Previous week we celebrated the 6th anniversary of the Affordable Care Act (ACA) and depicted on historic gains in health insurance coverage. About 20 million initially uninsured Americans are now covered. In Texas, we recently saw the greatest one-year drop in Texas’ uninsured rate in decades. And this happened despite Texas’ denial to accept federal Medicaid funding to cover an additional 750,000 low-income, uninsured Texans who lack affordable options today.
With so much concentration on coverage gains under the ACA, it is convenient to forget fundamental changes to the health insurance market that the ACA delivered. Before the ACA, unfair and discriminatory practices excluded millions of people from health insurance and inflated prices for others. To honor the ACA’s 6th anniversary, here are 6 things to which we have bid good riddance:
- Lifetime limits. 6 years ago lifetime limits were common in health insurance policies. Some seriously sick people, like those with hemophilia and transplants, could run out of insurance advantages after the cost of their care exceeded an arbitrary cap. The ACA ended lifetime limits.
- Frivolous cancellations. Prior to the ACA, few insurers utilized flimsy excuses to revoke the policies of tens of thousands of Americans shortly after they were diagnosed with costly and life-threatening conditions. The ACA now prohibits this appalling practice.
- Being “uninsurable.” Before the ACA, insurers could deny coverage, charge more, or need a waiting period before providing coverage to persons with “pre-existing conditions.” The ACA put an end to these practices in the year 2014.

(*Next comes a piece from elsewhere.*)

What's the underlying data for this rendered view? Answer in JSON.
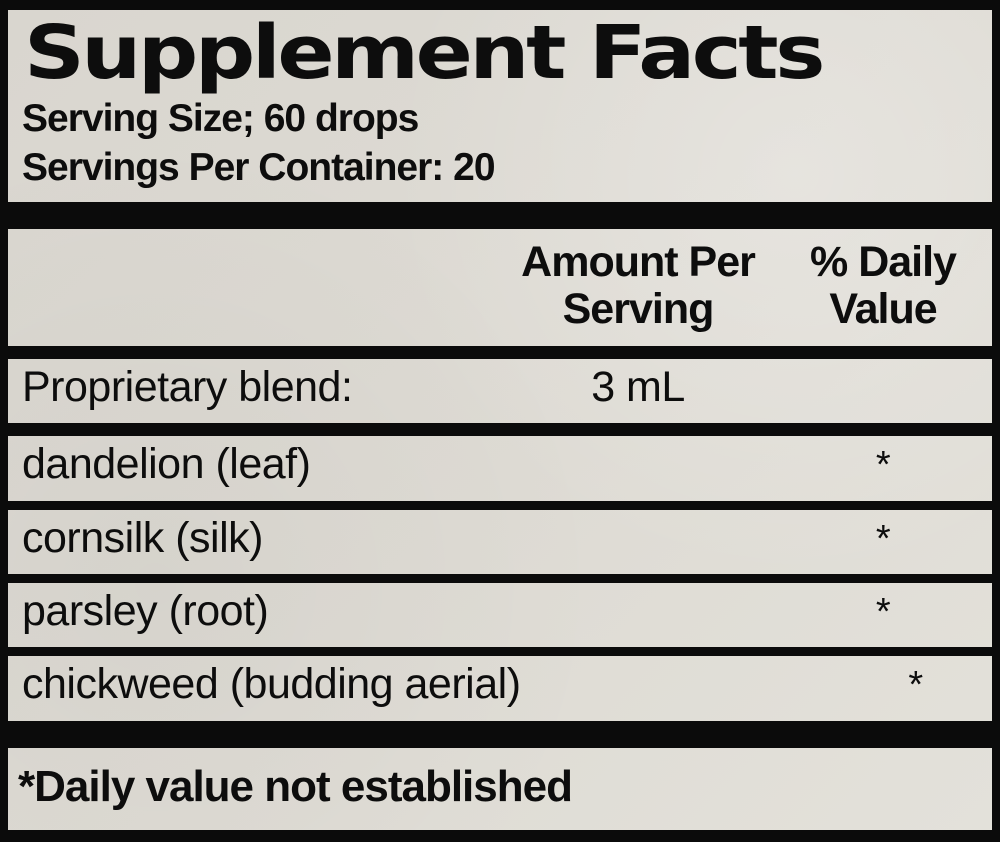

- Medicare “doughnut hole.” The ACA is closing the gap in Medicare drug coverage that could need enrollees to shoulder significant out-of-pocket costs. Since the year 2010, the doughnut hole has shrunk a bit more each year, already saving Medicare recipients in Texas almost $1 billion on prescription drugs. The doughnut hole disappears in the year 2020.
- Paying more for being a woman. Prior to the ACA, insurers commonly charged women much more than males for the similar coverage. That was real even when maternity was excluded, which was standard practice in pre-ACA Texas “individual market” policies — or coverage bought straightly from an insurer, not through a job. The ACA ended gender discrimination in premiums and needs insurance policies to cover maternity.

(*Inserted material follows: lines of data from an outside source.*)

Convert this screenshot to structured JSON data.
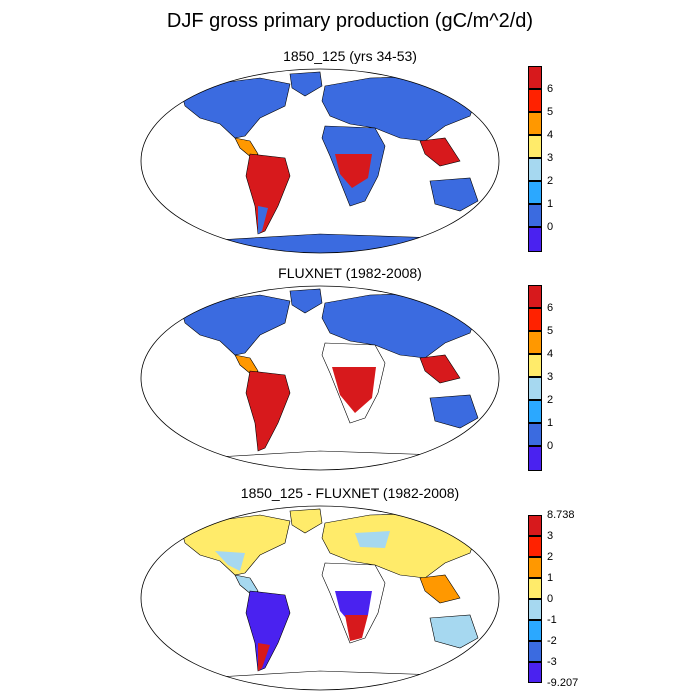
{
  "title": "DJF gross primary production (gC/m^2/d)",
  "panels": [
    {
      "title": "1850_125 (yrs 34-53)",
      "kind": "model"
    },
    {
      "title": "FLUXNET (1982-2008)",
      "kind": "obs"
    },
    {
      "title": "1850_125 - FLUXNET (1982-2008)",
      "kind": "diff"
    }
  ],
  "colorbars": [
    {
      "colors": [
        "#d7191c",
        "#ff2200",
        "#ff9800",
        "#ffeb6a",
        "#a6d8f0",
        "#2ba8ff",
        "#3b6be0",
        "#4a22f0"
      ],
      "labels": [
        "6",
        "5",
        "4",
        "3",
        "2",
        "1",
        "0"
      ],
      "extra_labels": []
    },
    {
      "colors": [
        "#d7191c",
        "#ff2200",
        "#ff9800",
        "#ffeb6a",
        "#a6d8f0",
        "#2ba8ff",
        "#3b6be0",
        "#4a22f0"
      ],
      "labels": [
        "6",
        "5",
        "4",
        "3",
        "2",
        "1",
        "0"
      ],
      "extra_labels": []
    },
    {
      "colors": [
        "#d7191c",
        "#ff2200",
        "#ff9800",
        "#ffeb6a",
        "#a6d8f0",
        "#2ba8ff",
        "#3b6be0",
        "#4a22f0"
      ],
      "labels": [
        "3",
        "2",
        "1",
        "0",
        "-1",
        "-2",
        "-3"
      ],
      "extra_labels": [
        "8.738",
        "-9.207"
      ]
    }
  ],
  "map_colors": {
    "ocean": "#ffffff",
    "land_low": "#3b6be0",
    "tropic_high": "#d7191c",
    "mid": "#ff9800",
    "diff_pos": "#ffeb6a",
    "diff_zero": "#a6d8f0",
    "diff_neg": "#4a22f0"
  }
}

- Missing mental health coverage. Prior to the ACA, small employer and individual market health insurance plans mostly lacked profits for mental health and substance abuse treatment. And when mental health benefits were covered, policies often capped those profits at a much lower level of coverage than for physical health services. The ACA extended mental health and substance use disorder benefits to an estimated 62 million Americans, with benefits on par with physical health profits.